In this post I will explain how to sync a PostgreSQL table to an Elasticsearch index using Debezium. This is a follow-up on my previous post. In that post I explained how to load a GBIF dataset into a PostgreSQL database.
Debezium’s PostgreSQL connector captures row-level changes in the schemas of a PostgreSQL database. This technique is called Change Data Capture (CDC) and can be used to sync a database table to (in this case) Elasticsearch. CDC makes it possible to move heavy search workloads away from the database.

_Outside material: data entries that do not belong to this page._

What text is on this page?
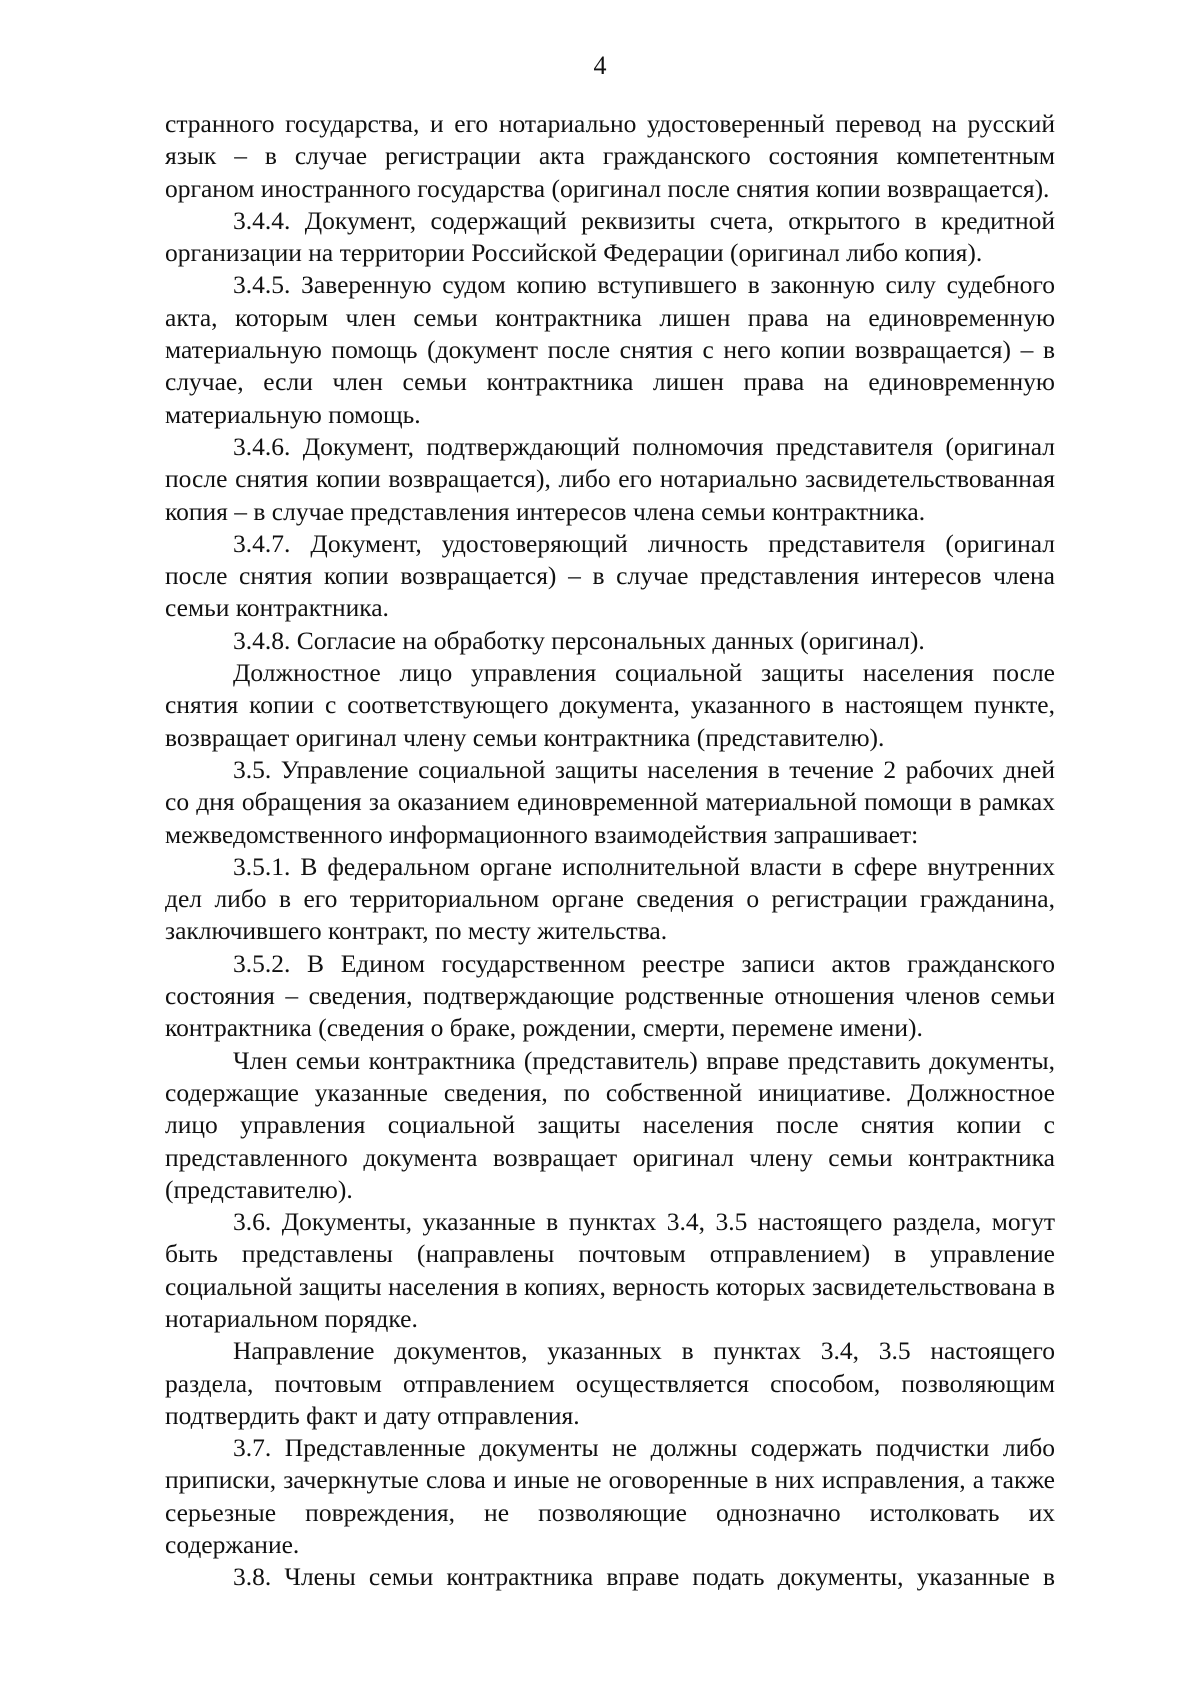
4

странного государства, и его нотариально удостоверенный перевод на русский язык – в случае регистрации акта гражданского состояния компетентным органом иностранного государства (оригинал после снятия копии возвращается).

3.4.4. Документ, содержащий реквизиты счета, открытого в кредитной организации на территории Российской Федерации (оригинал либо копия).

3.4.5. Заверенную судом копию вступившего в законную силу судебного акта, которым член семьи контрактника лишен права на единовременную материальную помощь (документ после снятия с него копии возвращается) – в случае, если член семьи контрактника лишен права на единовременную материальную помощь.

3.4.6. Документ, подтверждающий полномочия представителя (оригинал после снятия копии возвращается), либо его нотариально засвидетельствованная копия – в случае представления интересов члена семьи контрактника.

3.4.7. Документ, удостоверяющий личность представителя (оригинал после снятия копии возвращается) – в случае представления интересов члена семьи контрактника.

3.4.8. Согласие на обработку персональных данных (оригинал).

Должностное лицо управления социальной защиты населения после снятия копии с соответствующего документа, указанного в настоящем пункте, возвращает оригинал члену семьи контрактника (представителю).

3.5. Управление социальной защиты населения в течение 2 рабочих дней со дня обращения за оказанием единовременной материальной помощи в рамках межведомственного информационного взаимодействия запрашивает:

3.5.1. В федеральном органе исполнительной власти в сфере внутренних дел либо в его территориальном органе сведения о регистрации гражданина, заключившего контракт, по месту жительства.

3.5.2. В Едином государственном реестре записи актов гражданского состояния – сведения, подтверждающие родственные отношения членов семьи контрактника (сведения о браке, рождении, смерти, перемене имени).

Член семьи контрактника (представитель) вправе представить документы, содержащие указанные сведения, по собственной инициативе. Должностное лицо управления социальной защиты населения после снятия копии с представленного документа возвращает оригинал члену семьи контрактника (представителю).

3.6. Документы, указанные в пунктах 3.4, 3.5 настоящего раздела, могут быть представлены (направлены почтовым отправлением) в управление социальной защиты населения в копиях, верность которых засвидетельствована в нотариальном порядке.

Направление документов, указанных в пунктах 3.4, 3.5 настоящего раздела, почтовым отправлением осуществляется способом, позволяющим подтвердить факт и дату отправления.

3.7. Представленные документы не должны содержать подчистки либо приписки, зачеркнутые слова и иные не оговоренные в них исправления, а также серьезные повреждения, не позволяющие однозначно истолковать их содержание.

3.8. Члены семьи контрактника вправе подать документы, указанные в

In this example I’m going to explain how to sync a table named explore.gbif
to an Elasticsearch index named db1.explore.gbif
, using the following components:
Download this docker-compose project to try this setup on your local computer using Docker. After starting the containers the dataset will be downloaded and inserted into a PostgreSQL table.
When all containers are up, run the sync_to_elasticsearch.sh
script. This script will do the following:
- Create an index and field mappings
- Setup the PostgreSQL source connector
- Setup the Elasticsearch sink connector
There are three fields that need a mapping, gbifid, eventdate and location. The location field is used to plot locations on a world map in Kibana:
{ "settings": { "number_of_shards": 1 }, "mappings": { "properties": { "gbifid": { "type": "long" }, "eventdate": { "type": "date" }, "location": { "type": "geo_point" } } } }
The psql connector is used to create the connection between kafka and the database. Notice the column.blacklist
setting to exclude the PostGIS geometry and tsv columns.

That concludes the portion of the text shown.